Bridging the Gap-The Disappearance of the Intermediate Period Gap for Fully Convective Stars, Uncovered by New ZTF Rotation Periods

Angus, Ruth; Curtis, Jason L.; David, Trevor J.; Hattori, Soichiro; Lu, Yuxi Lucy

United States

Abstract

The intermediate period gap, discovered by Kepler, is an observed dearth of stellar rotation periods in the temperature-period diagram at ~20 days for G dwarfs and up to ~30 days for early-M dwarfs. However, because Kepler mainly targeted solar-like stars, there is a lack of measured periods for M dwarfs, especially those at the fully convective limit. Therefore it is unclear if the intermediate period gap exists for mid- to late-M dwarfs.
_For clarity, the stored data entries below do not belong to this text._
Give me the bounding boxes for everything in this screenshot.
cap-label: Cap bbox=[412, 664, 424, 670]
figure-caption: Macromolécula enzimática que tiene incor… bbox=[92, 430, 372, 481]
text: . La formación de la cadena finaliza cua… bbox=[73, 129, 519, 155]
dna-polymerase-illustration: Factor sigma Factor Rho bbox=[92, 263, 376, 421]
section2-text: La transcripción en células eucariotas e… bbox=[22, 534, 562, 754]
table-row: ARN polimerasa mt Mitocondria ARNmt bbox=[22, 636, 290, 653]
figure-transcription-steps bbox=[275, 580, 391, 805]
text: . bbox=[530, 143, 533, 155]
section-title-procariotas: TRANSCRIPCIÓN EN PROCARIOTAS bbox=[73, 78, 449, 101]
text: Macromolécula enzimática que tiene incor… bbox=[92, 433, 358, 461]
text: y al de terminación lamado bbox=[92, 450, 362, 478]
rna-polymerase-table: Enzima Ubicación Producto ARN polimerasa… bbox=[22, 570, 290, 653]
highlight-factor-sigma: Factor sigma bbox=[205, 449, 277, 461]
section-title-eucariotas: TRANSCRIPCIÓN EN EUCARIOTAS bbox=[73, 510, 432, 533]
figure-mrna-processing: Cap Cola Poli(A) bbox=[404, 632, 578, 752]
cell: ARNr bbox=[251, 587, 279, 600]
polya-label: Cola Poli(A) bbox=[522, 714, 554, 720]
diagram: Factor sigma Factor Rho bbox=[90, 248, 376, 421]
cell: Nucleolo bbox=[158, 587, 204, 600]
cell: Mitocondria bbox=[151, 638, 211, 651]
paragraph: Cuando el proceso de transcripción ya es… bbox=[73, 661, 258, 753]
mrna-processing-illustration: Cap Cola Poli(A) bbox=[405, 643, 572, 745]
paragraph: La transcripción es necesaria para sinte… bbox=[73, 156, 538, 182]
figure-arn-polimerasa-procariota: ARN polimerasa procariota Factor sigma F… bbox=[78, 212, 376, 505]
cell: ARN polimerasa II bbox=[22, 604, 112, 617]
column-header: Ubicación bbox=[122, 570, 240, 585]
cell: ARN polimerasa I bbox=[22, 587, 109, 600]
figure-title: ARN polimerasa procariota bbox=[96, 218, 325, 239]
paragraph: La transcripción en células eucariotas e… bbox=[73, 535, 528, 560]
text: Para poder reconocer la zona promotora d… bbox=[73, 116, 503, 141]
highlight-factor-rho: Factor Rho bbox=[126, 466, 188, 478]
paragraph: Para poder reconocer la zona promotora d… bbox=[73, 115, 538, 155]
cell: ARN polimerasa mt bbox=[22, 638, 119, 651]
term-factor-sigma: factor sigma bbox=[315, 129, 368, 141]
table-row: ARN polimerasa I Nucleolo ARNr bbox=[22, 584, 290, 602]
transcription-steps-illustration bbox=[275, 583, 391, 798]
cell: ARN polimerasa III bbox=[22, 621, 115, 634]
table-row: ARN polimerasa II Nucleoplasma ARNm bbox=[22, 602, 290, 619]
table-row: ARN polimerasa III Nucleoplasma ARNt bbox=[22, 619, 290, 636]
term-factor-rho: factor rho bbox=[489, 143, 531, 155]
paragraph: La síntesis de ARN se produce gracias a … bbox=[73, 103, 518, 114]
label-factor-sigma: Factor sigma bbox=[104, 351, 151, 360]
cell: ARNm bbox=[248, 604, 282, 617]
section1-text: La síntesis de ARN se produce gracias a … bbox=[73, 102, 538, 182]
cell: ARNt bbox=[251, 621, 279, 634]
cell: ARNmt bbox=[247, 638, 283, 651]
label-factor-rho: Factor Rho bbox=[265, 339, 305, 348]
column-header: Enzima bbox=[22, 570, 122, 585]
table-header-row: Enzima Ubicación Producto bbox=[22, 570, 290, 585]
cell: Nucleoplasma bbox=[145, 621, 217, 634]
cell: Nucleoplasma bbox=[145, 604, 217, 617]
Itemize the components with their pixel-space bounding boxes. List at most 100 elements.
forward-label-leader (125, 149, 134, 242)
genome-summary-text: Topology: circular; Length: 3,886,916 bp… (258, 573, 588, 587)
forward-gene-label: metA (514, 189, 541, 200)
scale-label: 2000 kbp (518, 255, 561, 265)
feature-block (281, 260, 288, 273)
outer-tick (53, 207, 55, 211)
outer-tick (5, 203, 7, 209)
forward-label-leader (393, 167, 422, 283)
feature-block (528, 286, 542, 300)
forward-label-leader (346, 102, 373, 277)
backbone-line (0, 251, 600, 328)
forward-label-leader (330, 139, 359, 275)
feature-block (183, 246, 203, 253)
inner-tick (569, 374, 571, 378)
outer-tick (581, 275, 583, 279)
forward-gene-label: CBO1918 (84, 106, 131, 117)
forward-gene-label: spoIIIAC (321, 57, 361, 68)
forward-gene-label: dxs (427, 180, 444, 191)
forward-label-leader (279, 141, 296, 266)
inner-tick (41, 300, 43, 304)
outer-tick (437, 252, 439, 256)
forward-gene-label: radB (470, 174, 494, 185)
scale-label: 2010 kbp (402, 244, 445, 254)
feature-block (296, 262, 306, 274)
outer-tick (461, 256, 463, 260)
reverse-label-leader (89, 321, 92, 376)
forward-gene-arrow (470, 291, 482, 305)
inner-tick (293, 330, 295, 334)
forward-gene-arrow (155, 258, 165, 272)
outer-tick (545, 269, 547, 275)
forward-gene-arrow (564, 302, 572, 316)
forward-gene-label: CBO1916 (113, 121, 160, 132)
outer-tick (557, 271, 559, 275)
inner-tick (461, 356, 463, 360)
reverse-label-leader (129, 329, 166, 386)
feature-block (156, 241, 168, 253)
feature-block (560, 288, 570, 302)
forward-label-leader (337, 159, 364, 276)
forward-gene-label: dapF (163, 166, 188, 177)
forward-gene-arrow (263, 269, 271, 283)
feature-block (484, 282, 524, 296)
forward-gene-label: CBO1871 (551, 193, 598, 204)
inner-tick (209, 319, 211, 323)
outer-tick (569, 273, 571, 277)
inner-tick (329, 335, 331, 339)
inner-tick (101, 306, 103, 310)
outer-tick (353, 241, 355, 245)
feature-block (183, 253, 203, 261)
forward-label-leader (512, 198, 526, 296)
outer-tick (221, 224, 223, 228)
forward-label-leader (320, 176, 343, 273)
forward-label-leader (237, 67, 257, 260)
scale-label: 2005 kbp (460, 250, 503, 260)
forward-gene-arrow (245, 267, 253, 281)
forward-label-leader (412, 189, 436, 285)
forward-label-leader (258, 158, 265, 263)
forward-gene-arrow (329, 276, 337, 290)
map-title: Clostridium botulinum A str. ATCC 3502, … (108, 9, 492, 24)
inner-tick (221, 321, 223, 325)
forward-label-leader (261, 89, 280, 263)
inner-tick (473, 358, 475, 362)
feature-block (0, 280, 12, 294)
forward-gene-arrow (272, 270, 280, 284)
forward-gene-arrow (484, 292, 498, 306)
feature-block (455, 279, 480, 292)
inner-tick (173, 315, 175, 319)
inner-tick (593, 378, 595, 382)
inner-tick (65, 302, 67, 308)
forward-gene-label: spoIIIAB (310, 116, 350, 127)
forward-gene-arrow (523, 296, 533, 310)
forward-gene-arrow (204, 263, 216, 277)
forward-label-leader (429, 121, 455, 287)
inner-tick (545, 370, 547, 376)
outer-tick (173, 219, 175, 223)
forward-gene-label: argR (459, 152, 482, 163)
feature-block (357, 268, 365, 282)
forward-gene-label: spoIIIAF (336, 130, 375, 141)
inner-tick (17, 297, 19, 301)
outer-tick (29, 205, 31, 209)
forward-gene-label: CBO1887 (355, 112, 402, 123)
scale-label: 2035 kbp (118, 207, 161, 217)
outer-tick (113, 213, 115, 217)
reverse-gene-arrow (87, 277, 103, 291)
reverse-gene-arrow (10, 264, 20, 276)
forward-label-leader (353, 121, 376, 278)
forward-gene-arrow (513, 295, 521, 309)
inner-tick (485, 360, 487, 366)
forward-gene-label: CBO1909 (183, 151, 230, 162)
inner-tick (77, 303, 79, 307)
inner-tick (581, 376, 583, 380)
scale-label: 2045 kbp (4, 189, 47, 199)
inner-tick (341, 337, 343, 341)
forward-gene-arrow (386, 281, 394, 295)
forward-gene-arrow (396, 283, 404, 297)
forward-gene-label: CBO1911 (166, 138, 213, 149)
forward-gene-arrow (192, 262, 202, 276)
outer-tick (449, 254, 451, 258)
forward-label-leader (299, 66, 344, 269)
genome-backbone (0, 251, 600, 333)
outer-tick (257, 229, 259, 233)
Here, we present a period catalog containing 40,553 rotation periods (9535 periods >10 days), measured using the Zwicky Transient Facility (ZTF). To measure these periods, we developed a simple pipeline that improves directly on the ZTF archival light curves and reduces the photometric scatter by 26%, on average. This new catalog spans a range of stellar temperatures that connect samples from Kepler with MEarth, a ground-based time-domain survey of bright M dwarfs, and reveals that the intermediate period gap closes at the theoretically predicted location of the fully convective boundary (G BP - G RP ~ 2.45 mag). This result supports the hypothesis that the gap is caused by core-envelope interactions. Using gyro-kinematic ages, we also find a potential rapid spin-down of stars across this period gap.